409条1項は第三者が選択をすべき場合にはその選択は債権者又は債務者に対する意思表示によってすると定めています。当事者以外の第三者に選択させることにしてもよく当該第三者は債権者又は債務者の一方に意思表示すれば足ります。

同条2項は第三者が選択をすることができず又は選択をする意思を有しないときは選択権は債務者に移転すると定めています。弁済期の到来や第三者への催告を要することなく選択権は債務者に移転します。

不能による選択債権の特定

410条は債権の目的である給付の中に不能のものがある場合においてその不能が選択権を有する者の過失によるものであるときは債権はその残存するものについて存在すると定めています。

債権の目的である給付の中に履行不能となった給付がある場合には原則として債権はその残存する給付に限定されません。

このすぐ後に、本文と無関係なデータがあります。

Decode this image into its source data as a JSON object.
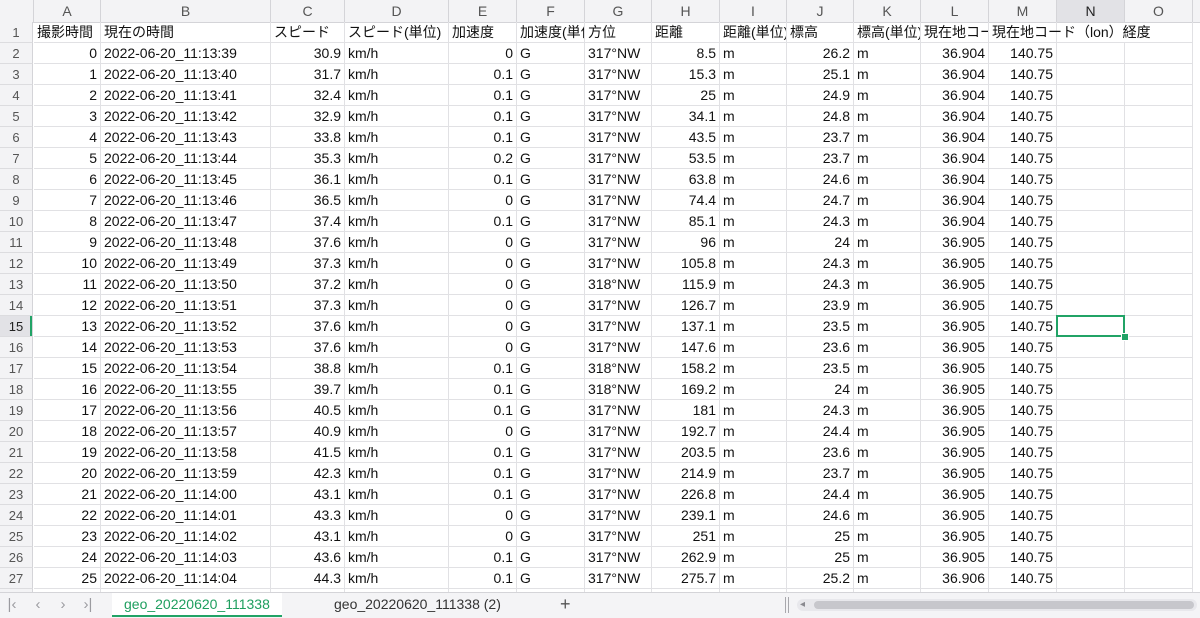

例外的に選択権を有する者の過失により給付が不能になった場合には債権はその残存する給付に限定されます。債権者、債務者以外の第三者が選択権を有する場合も本条は適用されます。なお残存する給付が数個あるときはその数個の給付についての選択債権として存続します。

限定されない場合には選択権者は不能となった給付を選択することができます。選択権者が債権者であれば履行不能による契約解除をすることができ債務者に帰責事由があるときは履行不能による損害賠償を請求することができます。選択権者が債務者であれば履行不能となった給付を選択することができ債権者は履行不能による契約解除をすることができます。

選択の効力

411条は選択は債権の発生の時にさかのぼってその効力を生ずると定めています。ただし第三者の権利を害することはできません。選択された物が特定物ならそれが債権発生の時から給付の目的物であったことになります。第三者が選択前に選択されるべき物を買い受けた場合には選択権の遡及効による物権の移転と第三者の権利との優劣は対抗要件をどちらが先に備えたかにより決せられます。